KINGSTON, Jamaica – The Ministry of Health is urging people to be more vigilant and take their responsibility as citizens seriously by cleaning up their environment and destroying mosquito breeding sites.
The ministry’s plea follows the announcement by the Caribbean Public Health Agency on Thursday that the Zika virus has been detected in the Caribbean.
Chief Medical Officer Dr Marion Bullock DuCasse pointed out in a Ministry of Health release that the Zika virus is spread in the same way as chikungunya and dengue and via the same mosquito – the Aedes aegypti.
She said the Ministry of Health continues its preparedness activities for the possible introduction of the Zika virus in Jamaica. The virus has previously been reported in Brazil, Colombia and suspected in the Dominican Republic. The Pan American Health Organization has indicated that it has been confirmed in Suriname.
The Regional Health Authorities increased the frequency of fogging in several areas and will continue to pay close attention to high risk communities, the release said.
“I want to point out however that fogging is a temporary solution and cannot by itself solve the problem of mosquito breeding,” Bullock DuCasse emphasised.
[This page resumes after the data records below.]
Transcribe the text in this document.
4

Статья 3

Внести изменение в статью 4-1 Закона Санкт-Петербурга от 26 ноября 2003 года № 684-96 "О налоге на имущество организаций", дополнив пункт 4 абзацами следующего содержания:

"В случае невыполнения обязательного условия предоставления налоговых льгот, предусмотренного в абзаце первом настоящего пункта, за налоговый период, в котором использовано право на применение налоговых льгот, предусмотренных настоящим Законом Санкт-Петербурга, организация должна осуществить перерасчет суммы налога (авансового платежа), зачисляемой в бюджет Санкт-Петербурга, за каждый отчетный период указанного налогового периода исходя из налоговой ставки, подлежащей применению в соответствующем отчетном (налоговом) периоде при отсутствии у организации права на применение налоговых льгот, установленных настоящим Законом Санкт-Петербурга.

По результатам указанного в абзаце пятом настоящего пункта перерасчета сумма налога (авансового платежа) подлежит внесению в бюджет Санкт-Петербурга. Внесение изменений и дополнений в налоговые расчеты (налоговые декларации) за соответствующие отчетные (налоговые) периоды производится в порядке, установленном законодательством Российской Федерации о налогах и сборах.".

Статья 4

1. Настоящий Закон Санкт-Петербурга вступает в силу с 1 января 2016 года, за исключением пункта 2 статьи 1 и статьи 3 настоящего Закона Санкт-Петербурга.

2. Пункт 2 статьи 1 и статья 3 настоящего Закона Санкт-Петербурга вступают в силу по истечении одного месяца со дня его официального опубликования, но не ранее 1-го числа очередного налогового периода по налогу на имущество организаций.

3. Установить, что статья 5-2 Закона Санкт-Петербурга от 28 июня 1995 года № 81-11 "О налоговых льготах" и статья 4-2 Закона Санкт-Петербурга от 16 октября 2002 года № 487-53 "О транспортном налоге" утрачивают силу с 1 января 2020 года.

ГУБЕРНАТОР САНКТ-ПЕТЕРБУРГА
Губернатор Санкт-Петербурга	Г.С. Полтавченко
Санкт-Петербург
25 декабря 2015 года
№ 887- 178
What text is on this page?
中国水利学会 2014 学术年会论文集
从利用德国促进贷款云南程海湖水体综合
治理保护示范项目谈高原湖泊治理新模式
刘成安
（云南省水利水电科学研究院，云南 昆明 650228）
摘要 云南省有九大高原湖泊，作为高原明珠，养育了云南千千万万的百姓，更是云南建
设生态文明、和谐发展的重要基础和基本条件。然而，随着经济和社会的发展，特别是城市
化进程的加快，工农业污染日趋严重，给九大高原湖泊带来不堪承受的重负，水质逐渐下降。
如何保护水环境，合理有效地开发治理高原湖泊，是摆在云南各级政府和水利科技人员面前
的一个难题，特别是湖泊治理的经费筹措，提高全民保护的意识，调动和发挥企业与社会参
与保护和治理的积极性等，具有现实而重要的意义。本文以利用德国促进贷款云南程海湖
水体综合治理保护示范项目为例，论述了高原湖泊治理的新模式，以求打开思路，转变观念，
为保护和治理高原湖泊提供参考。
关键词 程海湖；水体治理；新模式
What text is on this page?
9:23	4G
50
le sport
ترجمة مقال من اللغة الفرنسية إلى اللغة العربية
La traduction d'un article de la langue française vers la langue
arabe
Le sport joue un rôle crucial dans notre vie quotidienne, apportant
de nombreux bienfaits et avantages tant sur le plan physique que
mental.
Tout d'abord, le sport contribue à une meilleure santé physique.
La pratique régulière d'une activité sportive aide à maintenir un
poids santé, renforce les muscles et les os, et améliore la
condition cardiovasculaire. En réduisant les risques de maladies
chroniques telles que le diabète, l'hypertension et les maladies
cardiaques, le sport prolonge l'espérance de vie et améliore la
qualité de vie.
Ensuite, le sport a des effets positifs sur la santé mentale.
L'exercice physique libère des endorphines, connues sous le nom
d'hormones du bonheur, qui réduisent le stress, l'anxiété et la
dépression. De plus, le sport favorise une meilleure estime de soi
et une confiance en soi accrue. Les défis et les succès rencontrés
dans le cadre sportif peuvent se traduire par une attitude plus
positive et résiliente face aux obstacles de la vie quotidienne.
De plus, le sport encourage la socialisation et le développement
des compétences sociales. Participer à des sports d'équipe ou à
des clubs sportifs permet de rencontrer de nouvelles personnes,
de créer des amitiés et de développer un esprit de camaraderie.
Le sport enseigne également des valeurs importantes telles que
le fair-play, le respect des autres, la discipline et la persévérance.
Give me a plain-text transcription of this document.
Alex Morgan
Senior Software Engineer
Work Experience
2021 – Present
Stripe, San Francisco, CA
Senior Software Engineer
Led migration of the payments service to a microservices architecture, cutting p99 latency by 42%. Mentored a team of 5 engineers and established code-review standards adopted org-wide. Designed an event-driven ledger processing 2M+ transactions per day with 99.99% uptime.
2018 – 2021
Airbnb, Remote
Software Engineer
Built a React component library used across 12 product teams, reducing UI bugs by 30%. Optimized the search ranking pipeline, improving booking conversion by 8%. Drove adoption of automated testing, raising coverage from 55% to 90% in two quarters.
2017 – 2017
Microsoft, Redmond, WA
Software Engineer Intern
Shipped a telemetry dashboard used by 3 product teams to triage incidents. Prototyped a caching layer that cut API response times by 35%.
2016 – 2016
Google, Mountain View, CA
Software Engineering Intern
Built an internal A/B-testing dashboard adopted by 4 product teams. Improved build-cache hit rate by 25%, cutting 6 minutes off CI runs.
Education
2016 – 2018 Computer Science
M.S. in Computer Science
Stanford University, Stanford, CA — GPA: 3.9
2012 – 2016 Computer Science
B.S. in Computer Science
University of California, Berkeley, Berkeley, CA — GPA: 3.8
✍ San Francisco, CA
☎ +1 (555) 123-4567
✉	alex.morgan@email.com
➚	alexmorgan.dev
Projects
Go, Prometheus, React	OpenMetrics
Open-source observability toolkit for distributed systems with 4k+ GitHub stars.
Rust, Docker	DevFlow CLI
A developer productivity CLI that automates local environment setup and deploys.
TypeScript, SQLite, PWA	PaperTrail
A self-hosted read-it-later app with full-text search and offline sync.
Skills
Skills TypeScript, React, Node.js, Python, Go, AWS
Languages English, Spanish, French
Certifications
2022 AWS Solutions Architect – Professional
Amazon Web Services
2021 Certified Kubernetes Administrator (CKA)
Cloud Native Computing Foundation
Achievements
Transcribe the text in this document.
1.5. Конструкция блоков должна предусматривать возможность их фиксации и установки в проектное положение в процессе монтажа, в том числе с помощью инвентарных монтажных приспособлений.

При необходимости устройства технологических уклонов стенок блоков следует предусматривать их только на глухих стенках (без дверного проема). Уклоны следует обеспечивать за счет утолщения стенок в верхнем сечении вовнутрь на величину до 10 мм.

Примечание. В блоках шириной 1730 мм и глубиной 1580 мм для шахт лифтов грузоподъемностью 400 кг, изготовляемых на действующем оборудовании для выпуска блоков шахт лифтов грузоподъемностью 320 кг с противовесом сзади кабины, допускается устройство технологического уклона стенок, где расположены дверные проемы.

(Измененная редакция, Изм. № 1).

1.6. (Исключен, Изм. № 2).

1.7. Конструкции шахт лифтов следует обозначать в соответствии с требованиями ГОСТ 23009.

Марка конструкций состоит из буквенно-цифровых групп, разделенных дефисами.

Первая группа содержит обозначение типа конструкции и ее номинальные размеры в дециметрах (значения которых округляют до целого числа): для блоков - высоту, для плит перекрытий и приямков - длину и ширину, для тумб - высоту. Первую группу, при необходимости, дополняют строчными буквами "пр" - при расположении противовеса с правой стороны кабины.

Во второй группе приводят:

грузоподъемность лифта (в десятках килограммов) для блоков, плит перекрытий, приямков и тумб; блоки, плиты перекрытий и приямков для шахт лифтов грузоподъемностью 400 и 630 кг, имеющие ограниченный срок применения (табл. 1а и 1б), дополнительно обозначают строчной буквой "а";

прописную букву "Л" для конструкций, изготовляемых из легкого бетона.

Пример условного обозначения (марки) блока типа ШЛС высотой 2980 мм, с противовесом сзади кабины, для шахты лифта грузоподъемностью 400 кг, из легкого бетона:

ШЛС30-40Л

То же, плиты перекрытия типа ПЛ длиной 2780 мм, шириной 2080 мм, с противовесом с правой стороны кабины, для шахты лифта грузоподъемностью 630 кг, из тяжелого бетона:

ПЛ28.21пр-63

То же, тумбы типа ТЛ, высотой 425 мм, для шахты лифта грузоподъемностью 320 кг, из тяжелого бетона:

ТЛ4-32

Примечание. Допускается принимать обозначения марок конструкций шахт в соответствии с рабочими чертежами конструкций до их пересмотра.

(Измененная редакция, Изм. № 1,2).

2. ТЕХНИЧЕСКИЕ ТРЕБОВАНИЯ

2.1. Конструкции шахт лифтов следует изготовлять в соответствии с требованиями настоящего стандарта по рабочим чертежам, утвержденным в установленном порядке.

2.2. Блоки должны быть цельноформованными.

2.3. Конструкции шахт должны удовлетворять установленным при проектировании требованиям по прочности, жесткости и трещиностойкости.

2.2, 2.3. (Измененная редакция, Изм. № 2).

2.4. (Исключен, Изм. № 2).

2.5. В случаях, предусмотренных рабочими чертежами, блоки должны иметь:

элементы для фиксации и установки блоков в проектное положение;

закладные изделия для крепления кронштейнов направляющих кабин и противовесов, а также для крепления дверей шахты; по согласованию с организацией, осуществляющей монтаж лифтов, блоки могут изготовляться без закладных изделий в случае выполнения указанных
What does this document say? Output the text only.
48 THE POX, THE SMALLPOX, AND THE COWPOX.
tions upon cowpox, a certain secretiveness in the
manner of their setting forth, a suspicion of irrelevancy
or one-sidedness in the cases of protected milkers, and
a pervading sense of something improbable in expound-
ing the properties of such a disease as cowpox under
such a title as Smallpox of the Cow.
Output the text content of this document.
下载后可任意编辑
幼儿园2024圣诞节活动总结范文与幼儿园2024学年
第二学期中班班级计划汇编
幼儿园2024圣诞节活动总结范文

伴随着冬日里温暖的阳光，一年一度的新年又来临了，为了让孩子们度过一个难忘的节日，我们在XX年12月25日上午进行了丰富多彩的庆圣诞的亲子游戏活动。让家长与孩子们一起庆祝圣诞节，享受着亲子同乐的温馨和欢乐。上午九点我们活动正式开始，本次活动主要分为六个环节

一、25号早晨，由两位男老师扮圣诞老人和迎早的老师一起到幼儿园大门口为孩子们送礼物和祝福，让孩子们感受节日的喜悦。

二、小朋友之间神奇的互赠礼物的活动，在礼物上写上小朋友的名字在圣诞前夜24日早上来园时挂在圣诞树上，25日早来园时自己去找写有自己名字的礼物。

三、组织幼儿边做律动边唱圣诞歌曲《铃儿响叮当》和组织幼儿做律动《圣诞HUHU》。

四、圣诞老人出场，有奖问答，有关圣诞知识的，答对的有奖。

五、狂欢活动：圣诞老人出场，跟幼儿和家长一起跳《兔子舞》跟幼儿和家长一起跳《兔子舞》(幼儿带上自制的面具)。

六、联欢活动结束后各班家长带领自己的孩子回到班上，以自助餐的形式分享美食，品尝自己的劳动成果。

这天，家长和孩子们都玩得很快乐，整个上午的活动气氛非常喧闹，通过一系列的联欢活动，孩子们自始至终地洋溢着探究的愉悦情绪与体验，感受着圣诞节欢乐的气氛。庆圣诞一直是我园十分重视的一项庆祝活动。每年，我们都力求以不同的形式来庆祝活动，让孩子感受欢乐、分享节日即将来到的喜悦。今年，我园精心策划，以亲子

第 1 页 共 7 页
She is calling on members of the public to destroy mosquito breeding sites by looking for anything around the home, school, churches and business places that may collect water and either cover it, keep it dry or dispose of it. Repair leaking pipes and outdoor faucets, cut the grass short and trim shrubbery, clear roof gutters and eaves to prevent water from settling and fill in and drain any low places in the yard such as areas where there are usually puddles when it rains.
“Persons should also protect themselves from mosquito bites by using insect repellent containing DEET, putting mesh on windows and doors and wearing long sleeved clothing where possible,” DuCasse said.
She added that “our close working relationship with the Local Government through the parish councils continues to ensure an integrated approach to controlling the mosquito population.” The Ministry recently handed over 45-55 gallon specially designed drum covers to the Parish Councils for distribution to communities.
The Ministry of Health also said it continues to prepare the health sector for any possible introduction of Zika virus as part of the vector control response. The Zika virus has not been detected in Jamaica to date.
The symptoms of Zika virus include fever, muscle and joint pain, headache, nausea, eyeball pain, inflammation of the eye, vomiting, diarrhoea or abdominal pain, weakness, swelling of the lower limbs and rash consisting of small bumps. Symptoms last approximately four to seven days.